The new law stresses that hydroelectric projects may only be constructed after the approval of, and in collaboration with, the natives. In reaction to the approval of the new law, general cacique Silvia Carrera apologized for the street closures and the many demonstrations. Though the indigenous negotiators are satisfied with the results, others feel defeated as hydroelectric projects are still not totally banned from the region.

== Legal controversies in the mining sector and 2023 protests ==

In January 2022, negotiations between the Government of Panama and FQM started to define a new contract concerning the Cobre mine, Panama. First Quantum Minerals subsidiary Minera Panamá S. A. made proposals to the Government of Panamá including yearly payments of US$375 million in tax and royalty revenue. These payments were offered under the condition that metal prices and profitability of this mine would not drop significantly. However, the Government of Panamá halted discussions in December 2022 and announced plans to order the suspension of operations at this mine.

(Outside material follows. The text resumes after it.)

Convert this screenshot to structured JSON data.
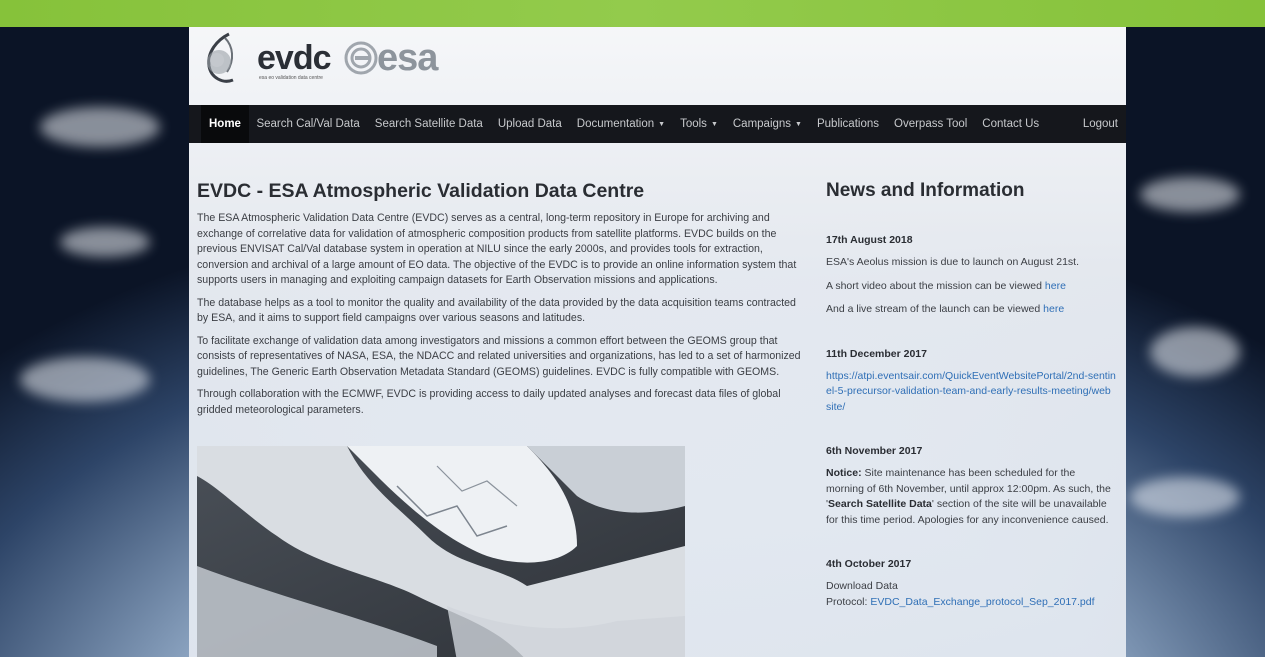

In February 2023, the Cobre Panama mine suspended ore processing operations after copper concentrate loading operations at Port Rincón were halted due to a resolution issued by the Panamá Maritime Authority. Ship loading and ore processing resumed on March 8, 2023. The congress of Panamá approved the revised contract concerning the Cobre Panama mine as Bill 1100 in October 2023, which was signed by the President of Panamá as Law 406. Protests led to a moratorium on metallic mining throughout the country, "for an indefinite term", excluding already approved concessions, through Bill 1110, which was approved with 59 votes by the National Assembly (AN), on November 3, 2023. However, the constitutionality of the already approved new concession between the Government of Panana and Minera Panamá S. A. was questioned, leading to more uncertainty. These concessions have led to massive protests in many places of the country that are still ongoing, with the protesters accusing the government of corruption and accepting bribes in order to give overly favorable conditions to the company.

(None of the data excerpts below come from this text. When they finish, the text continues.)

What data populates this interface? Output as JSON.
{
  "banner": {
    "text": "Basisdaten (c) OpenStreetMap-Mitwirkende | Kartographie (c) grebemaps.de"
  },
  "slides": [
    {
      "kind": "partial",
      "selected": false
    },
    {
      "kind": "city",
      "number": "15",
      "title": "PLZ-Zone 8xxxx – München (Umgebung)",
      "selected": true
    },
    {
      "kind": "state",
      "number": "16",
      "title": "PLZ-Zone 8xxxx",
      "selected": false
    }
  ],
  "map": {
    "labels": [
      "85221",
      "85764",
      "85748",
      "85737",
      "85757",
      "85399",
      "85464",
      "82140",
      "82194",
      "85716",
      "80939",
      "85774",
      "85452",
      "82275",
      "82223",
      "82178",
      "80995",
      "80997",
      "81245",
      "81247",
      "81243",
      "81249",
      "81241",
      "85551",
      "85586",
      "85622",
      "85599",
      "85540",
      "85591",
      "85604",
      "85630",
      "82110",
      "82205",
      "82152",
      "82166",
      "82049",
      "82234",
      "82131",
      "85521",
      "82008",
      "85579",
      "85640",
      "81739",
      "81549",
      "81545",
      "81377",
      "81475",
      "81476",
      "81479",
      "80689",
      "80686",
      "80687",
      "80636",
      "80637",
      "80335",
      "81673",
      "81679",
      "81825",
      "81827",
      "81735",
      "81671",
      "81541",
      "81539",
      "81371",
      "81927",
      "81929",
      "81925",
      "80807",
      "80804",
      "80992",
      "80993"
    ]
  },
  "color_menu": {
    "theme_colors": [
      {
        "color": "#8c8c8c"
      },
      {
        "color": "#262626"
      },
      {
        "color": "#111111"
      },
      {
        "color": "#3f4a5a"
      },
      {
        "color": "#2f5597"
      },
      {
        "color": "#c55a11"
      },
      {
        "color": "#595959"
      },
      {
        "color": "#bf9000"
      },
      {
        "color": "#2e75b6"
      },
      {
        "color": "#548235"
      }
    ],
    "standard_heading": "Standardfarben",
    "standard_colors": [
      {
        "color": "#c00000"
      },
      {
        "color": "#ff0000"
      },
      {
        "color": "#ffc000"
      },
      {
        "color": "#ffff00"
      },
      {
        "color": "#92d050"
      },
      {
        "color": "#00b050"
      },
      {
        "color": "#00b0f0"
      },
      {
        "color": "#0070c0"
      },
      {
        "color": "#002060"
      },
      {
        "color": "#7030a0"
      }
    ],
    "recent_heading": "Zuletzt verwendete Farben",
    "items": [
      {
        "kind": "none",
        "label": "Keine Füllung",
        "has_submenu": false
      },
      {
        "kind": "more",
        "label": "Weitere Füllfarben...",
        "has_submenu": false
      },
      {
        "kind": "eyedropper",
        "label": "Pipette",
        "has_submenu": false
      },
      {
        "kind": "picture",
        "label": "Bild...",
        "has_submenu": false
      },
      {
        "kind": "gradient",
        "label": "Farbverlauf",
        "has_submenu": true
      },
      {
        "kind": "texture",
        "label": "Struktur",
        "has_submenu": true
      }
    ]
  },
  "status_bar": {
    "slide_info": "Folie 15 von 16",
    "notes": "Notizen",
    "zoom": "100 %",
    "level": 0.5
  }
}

FQM reported, that its subsidiary MPSA made a tax and royalty payment on November 16, 2023, of $567 million in respect of the period from December 2021 to October 2023. This payment is one of the largest ever tax and royalty payments in the history of the global copper mining sector and is the largest fiscal payment ever made in Panama. However, an illegal blockade of small boats at the Punta Rincón port continues to prevent the delivery of supplies that are necessary to operate the power plant of the Cobre Panama mine. This blockade forced the mine to temporarily halt production as of November 20, 2023.

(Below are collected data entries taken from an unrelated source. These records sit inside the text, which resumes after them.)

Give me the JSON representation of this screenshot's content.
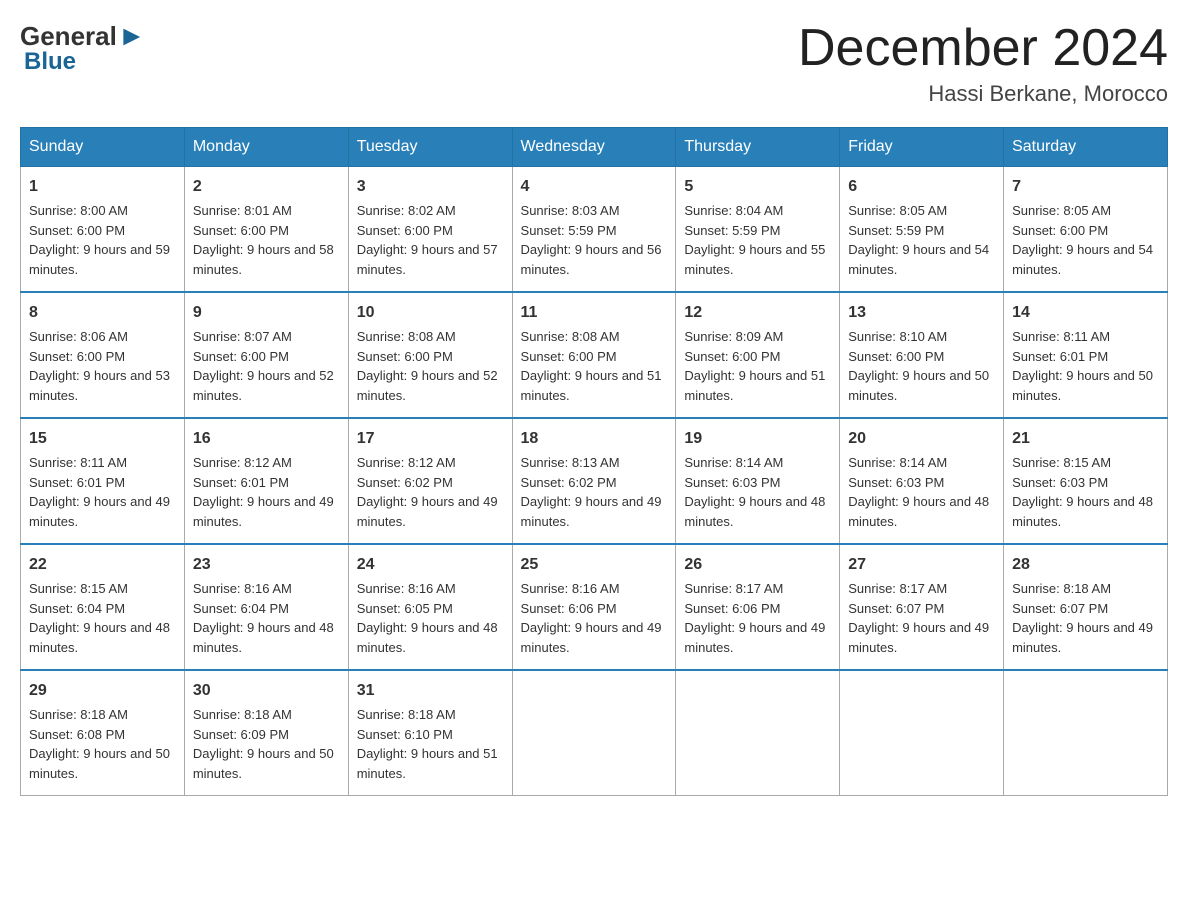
{
  "header": {
    "logo_general": "General",
    "logo_blue": "Blue",
    "month_title": "December 2024",
    "location": "Hassi Berkane, Morocco"
  },
  "days_of_week": [
    "Sunday",
    "Monday",
    "Tuesday",
    "Wednesday",
    "Thursday",
    "Friday",
    "Saturday"
  ],
  "weeks": [
    [
      {
        "day": "1",
        "sunrise": "8:00 AM",
        "sunset": "6:00 PM",
        "daylight": "9 hours and 59 minutes."
      },
      {
        "day": "2",
        "sunrise": "8:01 AM",
        "sunset": "6:00 PM",
        "daylight": "9 hours and 58 minutes."
      },
      {
        "day": "3",
        "sunrise": "8:02 AM",
        "sunset": "6:00 PM",
        "daylight": "9 hours and 57 minutes."
      },
      {
        "day": "4",
        "sunrise": "8:03 AM",
        "sunset": "5:59 PM",
        "daylight": "9 hours and 56 minutes."
      },
      {
        "day": "5",
        "sunrise": "8:04 AM",
        "sunset": "5:59 PM",
        "daylight": "9 hours and 55 minutes."
      },
      {
        "day": "6",
        "sunrise": "8:05 AM",
        "sunset": "5:59 PM",
        "daylight": "9 hours and 54 minutes."
      },
      {
        "day": "7",
        "sunrise": "8:05 AM",
        "sunset": "6:00 PM",
        "daylight": "9 hours and 54 minutes."
      }
    ],
    [
      {
        "day": "8",
        "sunrise": "8:06 AM",
        "sunset": "6:00 PM",
        "daylight": "9 hours and 53 minutes."
      },
      {
        "day": "9",
        "sunrise": "8:07 AM",
        "sunset": "6:00 PM",
        "daylight": "9 hours and 52 minutes."
      },
      {
        "day": "10",
        "sunrise": "8:08 AM",
        "sunset": "6:00 PM",
        "daylight": "9 hours and 52 minutes."
      },
      {
        "day": "11",
        "sunrise": "8:08 AM",
        "sunset": "6:00 PM",
        "daylight": "9 hours and 51 minutes."
      },
      {
        "day": "12",
        "sunrise": "8:09 AM",
        "sunset": "6:00 PM",
        "daylight": "9 hours and 51 minutes."
      },
      {
        "day": "13",
        "sunrise": "8:10 AM",
        "sunset": "6:00 PM",
        "daylight": "9 hours and 50 minutes."
      },
      {
        "day": "14",
        "sunrise": "8:11 AM",
        "sunset": "6:01 PM",
        "daylight": "9 hours and 50 minutes."
      }
    ],
    [
      {
        "day": "15",
        "sunrise": "8:11 AM",
        "sunset": "6:01 PM",
        "daylight": "9 hours and 49 minutes."
      },
      {
        "day": "16",
        "sunrise": "8:12 AM",
        "sunset": "6:01 PM",
        "daylight": "9 hours and 49 minutes."
      },
      {
        "day": "17",
        "sunrise": "8:12 AM",
        "sunset": "6:02 PM",
        "daylight": "9 hours and 49 minutes."
      },
      {
        "day": "18",
        "sunrise": "8:13 AM",
        "sunset": "6:02 PM",
        "daylight": "9 hours and 49 minutes."
      },
      {
        "day": "19",
        "sunrise": "8:14 AM",
        "sunset": "6:03 PM",
        "daylight": "9 hours and 48 minutes."
      },
      {
        "day": "20",
        "sunrise": "8:14 AM",
        "sunset": "6:03 PM",
        "daylight": "9 hours and 48 minutes."
      },
      {
        "day": "21",
        "sunrise": "8:15 AM",
        "sunset": "6:03 PM",
        "daylight": "9 hours and 48 minutes."
      }
    ],
    [
      {
        "day": "22",
        "sunrise": "8:15 AM",
        "sunset": "6:04 PM",
        "daylight": "9 hours and 48 minutes."
      },
      {
        "day": "23",
        "sunrise": "8:16 AM",
        "sunset": "6:04 PM",
        "daylight": "9 hours and 48 minutes."
      },
      {
        "day": "24",
        "sunrise": "8:16 AM",
        "sunset": "6:05 PM",
        "daylight": "9 hours and 48 minutes."
      },
      {
        "day": "25",
        "sunrise": "8:16 AM",
        "sunset": "6:06 PM",
        "daylight": "9 hours and 49 minutes."
      },
      {
        "day": "26",
        "sunrise": "8:17 AM",
        "sunset": "6:06 PM",
        "daylight": "9 hours and 49 minutes."
      },
      {
        "day": "27",
        "sunrise": "8:17 AM",
        "sunset": "6:07 PM",
        "daylight": "9 hours and 49 minutes."
      },
      {
        "day": "28",
        "sunrise": "8:18 AM",
        "sunset": "6:07 PM",
        "daylight": "9 hours and 49 minutes."
      }
    ],
    [
      {
        "day": "29",
        "sunrise": "8:18 AM",
        "sunset": "6:08 PM",
        "daylight": "9 hours and 50 minutes."
      },
      {
        "day": "30",
        "sunrise": "8:18 AM",
        "sunset": "6:09 PM",
        "daylight": "9 hours and 50 minutes."
      },
      {
        "day": "31",
        "sunrise": "8:18 AM",
        "sunset": "6:10 PM",
        "daylight": "9 hours and 51 minutes."
      },
      null,
      null,
      null,
      null
    ]
  ]
}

===Unconstitutionality of the contract and total closure of the Cobre mine ===
On November 28, the Plenary Session of the Supreme Court of Justice declared that Law 406 of October 20, 2023, which approves the mining concession contract entered into between the State and Sociedad Minera Panamá, S.A. is unconstitutional, a ruling issued unanimously. Panama president said the Minera Panamá copper mine would be closed, hours after the country's Supreme Court declared its contract unconstitutional.